Quien contrata es el promotor, el arquitecto o el autopromotor de vivienda, motivado por el ahorro energético, el confort y, cada vez más, por la exigencia normativa y el valor de reventa. Le interesan datos de consumo y ahorro reales, no el sello como adorno.
Passivhaus se evalúa con métricas concretas: demanda de calefacción y refrigeración (kWh/m²·año), hermeticidad n50 y ausencia de sobrecalentamiento. Una web que maneje esa terminología y la traduzca a ahorro tangible habla el idioma del promotor informado que ya ha leído sobre el estándar.
La mejor prueba es un edificio terminado y certificado con sus consumos medidos. Un portfolio con consumos reales y ahorro conseguido frente a una construcción convencional disipa la duda de "¿de verdad funciona?" mejor que cualquier argumento técnico sobre el papel.
Una consultora Passivhaus convence con números, no con promesas. La web debe permitir al promotor estimar la demanda energética de su proyecto según superficie y orientación, y de ahí pedir el acompañamiento para certificarlo, en lugar de explicar el estándar en una reunión que quizá nunca se concrete.
Demanda de calefacción y refrigeración, hermeticidad (test Blower Door), puentes térmicos, ventilación con recuperación de calor: el estándar Passivhaus es exigente y el promotor lo sabe. Tu web debe demostrar dominio del método y respaldarlo con edificios ya certificados y sus consumos reales.
Montamos un simulador orientativo de demanda energética que, a partir de superficie y orientación, le da al promotor una primera estimación del comportamiento de su proyecto, suficiente para que entienda el potencial de ahorro y quiera dar el siguiente paso.
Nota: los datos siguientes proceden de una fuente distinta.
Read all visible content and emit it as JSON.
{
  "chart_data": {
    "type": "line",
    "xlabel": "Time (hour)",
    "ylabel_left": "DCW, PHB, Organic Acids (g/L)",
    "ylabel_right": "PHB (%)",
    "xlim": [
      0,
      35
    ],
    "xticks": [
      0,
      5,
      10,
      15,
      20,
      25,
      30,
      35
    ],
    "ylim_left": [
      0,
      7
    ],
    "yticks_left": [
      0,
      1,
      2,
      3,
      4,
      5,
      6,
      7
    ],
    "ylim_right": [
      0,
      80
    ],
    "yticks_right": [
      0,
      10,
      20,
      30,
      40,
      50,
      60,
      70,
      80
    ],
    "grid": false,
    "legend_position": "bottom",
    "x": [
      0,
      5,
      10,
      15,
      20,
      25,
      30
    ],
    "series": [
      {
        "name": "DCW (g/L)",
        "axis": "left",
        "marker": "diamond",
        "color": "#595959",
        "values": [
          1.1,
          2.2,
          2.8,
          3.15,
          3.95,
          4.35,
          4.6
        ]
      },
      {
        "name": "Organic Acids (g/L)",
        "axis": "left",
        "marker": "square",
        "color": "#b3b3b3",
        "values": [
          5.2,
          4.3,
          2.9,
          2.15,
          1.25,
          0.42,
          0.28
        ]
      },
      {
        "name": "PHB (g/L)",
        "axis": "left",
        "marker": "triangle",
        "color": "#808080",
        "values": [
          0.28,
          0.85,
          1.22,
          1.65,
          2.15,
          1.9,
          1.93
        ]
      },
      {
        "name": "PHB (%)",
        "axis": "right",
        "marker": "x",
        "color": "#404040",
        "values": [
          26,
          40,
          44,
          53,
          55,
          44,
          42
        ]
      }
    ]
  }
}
Un formulario de solicitud de consultoría o certificación Passivhaus que recoge tipo de edificio, fase del proyecto y objetivo (consultoría temprana o certificación completa), para que el encargo te llegue ya situado en la fase correcta.
Un portfolio de edificios certificados con consumos reales y ahorro conseguido, la pieza que más convence a un promotor escéptico, porque demuestra que el estándar se cumple en obras como la suya y no solo en la teoría.
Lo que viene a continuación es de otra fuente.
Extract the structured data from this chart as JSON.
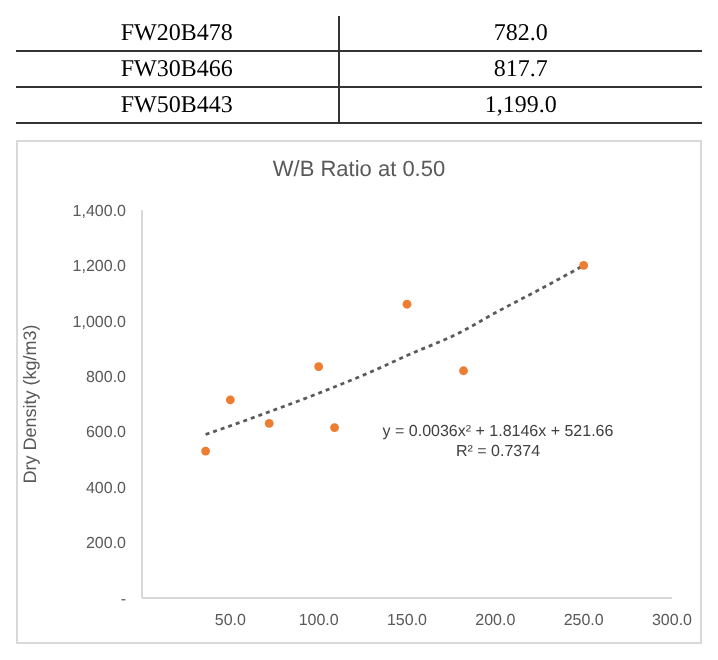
{
  "chart_data": {
    "type": "scatter",
    "title": "W/B Ratio at 0.50",
    "ylabel": "Dry Density (kg/m3)",
    "annotations": [
      "FW20B478",
      "782.0",
      "FW30B466",
      "817.7",
      "FW50B443",
      "1,199.0",
      "y = 0.0036x² + 1.8146x + 521.66",
      "R² = 0.7374"
    ],
    "series": [
      {
        "color": "#ed7d31",
        "x": [
          36,
          50,
          72,
          100,
          109,
          150,
          182,
          250
        ],
        "values": [
          530,
          715,
          630,
          835,
          615,
          1060,
          820,
          1200
        ]
      },
      {
        "type": "line",
        "color": "#595959",
        "line_style": "dotted",
        "marker": "none",
        "x": [
          36,
          70,
          100,
          130,
          150,
          180,
          200,
          230,
          250
        ],
        "values": [
          590,
          667,
          739,
          817,
          875,
          958,
          1029,
          1130,
          1200
        ]
      }
    ],
    "marker": "circle",
    "xlim": [
      0,
      300
    ],
    "xticks": [
      {
        "value": 50,
        "label": "50.0"
      },
      {
        "value": 100,
        "label": "100.0"
      },
      {
        "value": 150,
        "label": "150.0"
      },
      {
        "value": 200,
        "label": "200.0"
      },
      {
        "value": 250,
        "label": "250.0"
      },
      {
        "value": 300,
        "label": "300.0"
      }
    ],
    "ylim": [
      0,
      1400
    ],
    "yticks": [
      {
        "value": 0,
        "label": "-"
      },
      {
        "value": 200,
        "label": "200.0"
      },
      {
        "value": 400,
        "label": "400.0"
      },
      {
        "value": 600,
        "label": "600.0"
      },
      {
        "value": 800,
        "label": "800.0"
      },
      {
        "value": 1000,
        "label": "1,000.0"
      },
      {
        "value": 1200,
        "label": "1,200.0"
      },
      {
        "value": 1400,
        "label": "1,400.0"
      }
    ]
  }
}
En una consultora Passivhaus el contenido es la mejor venta: un cliente que lee y entiende vuestra explicación ya confía a medias. Por eso montamos una web con un blog o sección de recursos donde resolvéis dudas habituales, páginas de servicio que responden objeciones, y simulador de demanda energética y solicitud de certificación Passivhaus accesible desde cualquier punto. Todo con un formulario o agenda que convierte al visitante interesado en consulta concreta.
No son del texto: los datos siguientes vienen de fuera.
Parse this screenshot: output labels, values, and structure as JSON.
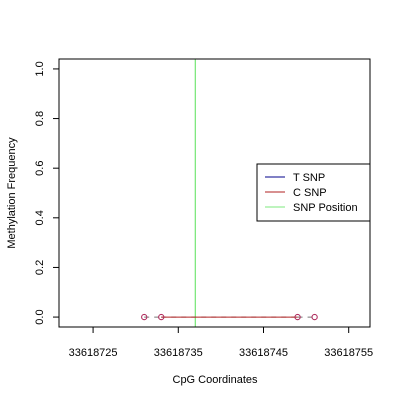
{
  "chart_data": {
    "type": "line",
    "xlabel": "CpG Coordinates",
    "ylabel": "Methylation Frequency",
    "xlim": [
      33618721,
      33618757.5
    ],
    "ylim": [
      -0.04,
      1.04
    ],
    "x_ticks": [
      33618725,
      33618735,
      33618745,
      33618755
    ],
    "x_tick_labels": [
      "33618725",
      "33618735",
      "33618745",
      "33618755"
    ],
    "y_ticks": [
      0,
      0.2,
      0.4,
      0.6,
      0.8,
      1.0
    ],
    "y_tick_labels": [
      "0.0",
      "0.2",
      "0.4",
      "0.6",
      "0.8",
      "1.0"
    ],
    "grid": false,
    "legend_position": "right",
    "legend": [
      {
        "label": "T SNP",
        "color": "#00008b",
        "kind": "line"
      },
      {
        "label": "C SNP",
        "color": "#b22222",
        "kind": "line"
      },
      {
        "label": "SNP Position",
        "color": "#7ee87e",
        "kind": "line"
      }
    ],
    "snp_position_x": 33618737,
    "series": [
      {
        "name": "T SNP",
        "color": "#00008b",
        "x": [
          33618731,
          33618733,
          33618749,
          33618751
        ],
        "y": [
          0,
          0,
          0,
          0
        ]
      },
      {
        "name": "C SNP",
        "color": "#b22222",
        "x": [
          33618731,
          33618733,
          33618749,
          33618751
        ],
        "y": [
          0,
          0,
          0,
          0
        ]
      }
    ],
    "c_snp_segment": [
      33618733,
      33618749
    ],
    "point_color": "#b03060"
  }
}
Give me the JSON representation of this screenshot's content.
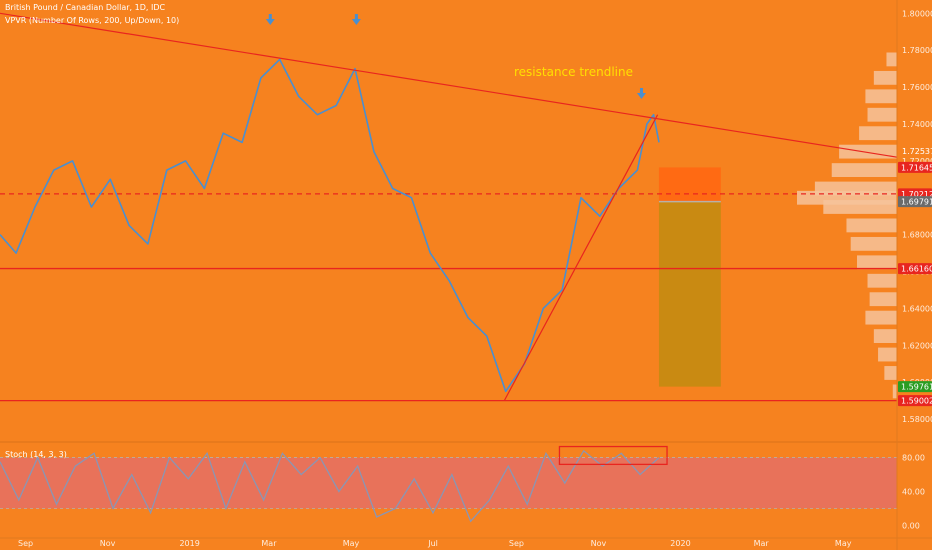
{
  "header": {
    "symbol": "British Pound / Canadian Dollar, 1D, IDC",
    "indicator": "VPVR (Number Of Rows, 200, Up/Down, 10)",
    "stoch_label": "Stoch (14, 3, 3)"
  },
  "colors": {
    "background": "#f6821f",
    "price_line": "#4a8fd0",
    "trendline": "#e8251f",
    "annotation_text": "#ffe000",
    "stop_zone": "#ff6a13",
    "target_zone": "#c98a12",
    "entry_line": "#b8b0a8",
    "volume_profile": "#f6c39b",
    "stoch_band": "#e8725a",
    "stoch_line": "#8a96b4",
    "label_red": "#e8251f",
    "label_green": "#2a9d22",
    "label_grey": "#6b6b6b"
  },
  "chart_data": [
    {
      "type": "line",
      "title": "British Pound / Canadian Dollar, 1D, IDC",
      "x_tick_labels": [
        "Sep",
        "Nov",
        "2019",
        "Mar",
        "May",
        "Jul",
        "Sep",
        "Nov",
        "2020",
        "Mar",
        "May"
      ],
      "y_tick_labels": [
        "1.80000",
        "1.78000",
        "1.76000",
        "1.74000",
        "1.72000",
        "1.70000",
        "1.68000",
        "1.66000",
        "1.64000",
        "1.62000",
        "1.60000",
        "1.58000"
      ],
      "y_ticks": [
        1.8,
        1.78,
        1.76,
        1.74,
        1.72,
        1.7,
        1.68,
        1.66,
        1.64,
        1.62,
        1.6,
        1.58
      ],
      "ylim": [
        1.573,
        1.8045
      ],
      "x_range": [
        "2018-08-13",
        "2020-06-10"
      ],
      "x": [
        "2018-08-13",
        "2018-08-25",
        "2018-09-08",
        "2018-09-22",
        "2018-10-06",
        "2018-10-20",
        "2018-11-03",
        "2018-11-17",
        "2018-12-01",
        "2018-12-15",
        "2018-12-29",
        "2019-01-12",
        "2019-01-26",
        "2019-02-09",
        "2019-02-23",
        "2019-03-09",
        "2019-03-23",
        "2019-04-06",
        "2019-04-20",
        "2019-05-04",
        "2019-05-18",
        "2019-06-01",
        "2019-06-15",
        "2019-06-29",
        "2019-07-13",
        "2019-07-27",
        "2019-08-10",
        "2019-08-24",
        "2019-09-07",
        "2019-09-21",
        "2019-10-05",
        "2019-10-19",
        "2019-11-02",
        "2019-11-16",
        "2019-11-30",
        "2019-12-07"
      ],
      "values": [
        1.68,
        1.67,
        1.695,
        1.715,
        1.72,
        1.695,
        1.71,
        1.685,
        1.675,
        1.715,
        1.72,
        1.705,
        1.735,
        1.73,
        1.765,
        1.775,
        1.755,
        1.745,
        1.75,
        1.77,
        1.725,
        1.705,
        1.7,
        1.67,
        1.655,
        1.635,
        1.625,
        1.595,
        1.61,
        1.64,
        1.65,
        1.7,
        1.69,
        1.705,
        1.715,
        1.74
      ],
      "last_segment": {
        "x": [
          "2019-12-07",
          "2019-12-12",
          "2019-12-16"
        ],
        "values": [
          1.74,
          1.745,
          1.73
        ]
      },
      "trendlines": [
        {
          "name": "resistance trendline",
          "points": [
            [
              "2018-08-13",
              1.8
            ],
            [
              "2020-06-10",
              1.722
            ]
          ]
        },
        {
          "points": [
            [
              "2019-08-23",
              1.59
            ],
            [
              "2019-12-15",
              1.745
            ]
          ]
        }
      ],
      "annotation": "resistance trendline",
      "arrow_dates": [
        "2019-03-02",
        "2019-05-05",
        "2019-12-03"
      ],
      "levels": [
        {
          "value": 1.70212,
          "label": "1.70212",
          "style": "dashed"
        },
        {
          "value": 1.6616,
          "label": "1.66160",
          "style": "solid"
        },
        {
          "value": 1.59002,
          "label": "1.59002",
          "style": "solid"
        }
      ],
      "position_box": {
        "x_start": "2019-12-16",
        "x_end": "2020-01-31",
        "stop": 1.71645,
        "entry": 1.69791,
        "target": 1.59761
      },
      "price_labels": [
        {
          "value": 1.72537,
          "label": "1.72537",
          "kind": "plain"
        },
        {
          "value": 1.71645,
          "label": "1.71645",
          "kind": "red"
        },
        {
          "value": 1.70212,
          "label": "1.70212",
          "kind": "red"
        },
        {
          "value": 1.69791,
          "label": "1.69791",
          "kind": "grey"
        },
        {
          "value": 1.6616,
          "label": "1.66160",
          "kind": "red"
        },
        {
          "value": 1.59761,
          "label": "1.59761",
          "kind": "green"
        },
        {
          "value": 1.59002,
          "label": "1.59002",
          "kind": "red"
        }
      ],
      "volume_profile": {
        "y": [
          1.775,
          1.765,
          1.755,
          1.745,
          1.735,
          1.725,
          1.715,
          1.705,
          1.7,
          1.695,
          1.685,
          1.675,
          1.665,
          1.655,
          1.645,
          1.635,
          1.625,
          1.615,
          1.605,
          1.595
        ],
        "volume": [
          10,
          22,
          30,
          28,
          36,
          55,
          62,
          78,
          95,
          70,
          48,
          44,
          38,
          28,
          26,
          30,
          22,
          18,
          12,
          4
        ]
      }
    },
    {
      "type": "line",
      "title": "Stoch (14, 3, 3)",
      "y_tick_labels": [
        "80.00",
        "40.00",
        "0.00"
      ],
      "y_ticks": [
        80,
        40,
        0
      ],
      "ylim": [
        -10,
        96
      ],
      "band": [
        20,
        80
      ],
      "x": [
        "2018-08-13",
        "2018-08-27",
        "2018-09-10",
        "2018-09-24",
        "2018-10-08",
        "2018-10-22",
        "2018-11-05",
        "2018-11-19",
        "2018-12-03",
        "2018-12-17",
        "2018-12-31",
        "2019-01-14",
        "2019-01-28",
        "2019-02-11",
        "2019-02-25",
        "2019-03-11",
        "2019-03-25",
        "2019-04-08",
        "2019-04-22",
        "2019-05-06",
        "2019-05-20",
        "2019-06-03",
        "2019-06-17",
        "2019-07-01",
        "2019-07-15",
        "2019-07-29",
        "2019-08-12",
        "2019-08-26",
        "2019-09-09",
        "2019-09-23",
        "2019-10-07",
        "2019-10-21",
        "2019-11-04",
        "2019-11-18",
        "2019-12-02",
        "2019-12-16"
      ],
      "values": [
        75,
        30,
        80,
        25,
        70,
        85,
        20,
        60,
        15,
        80,
        55,
        85,
        20,
        75,
        30,
        85,
        60,
        80,
        40,
        70,
        10,
        20,
        55,
        15,
        60,
        5,
        30,
        70,
        25,
        85,
        50,
        88,
        70,
        85,
        60,
        80
      ],
      "highlight_box": {
        "x_start": "2019-10-03",
        "x_end": "2019-12-22",
        "y_range": [
          72,
          93
        ]
      }
    }
  ]
}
Los negocios como el tuyo ganan visibilidad demostrando criterio: artículos que explican bien un tema posicionan en Google y, de paso, convencen. Diseñamos una estrategia de contenido por las dudas reales de vuestros clientes, combinada con búsquedas locales por servicio y ciudad, para atraer a quien tiene el problema que vosotros resolvéis y está listo para pagar por solucionarlo.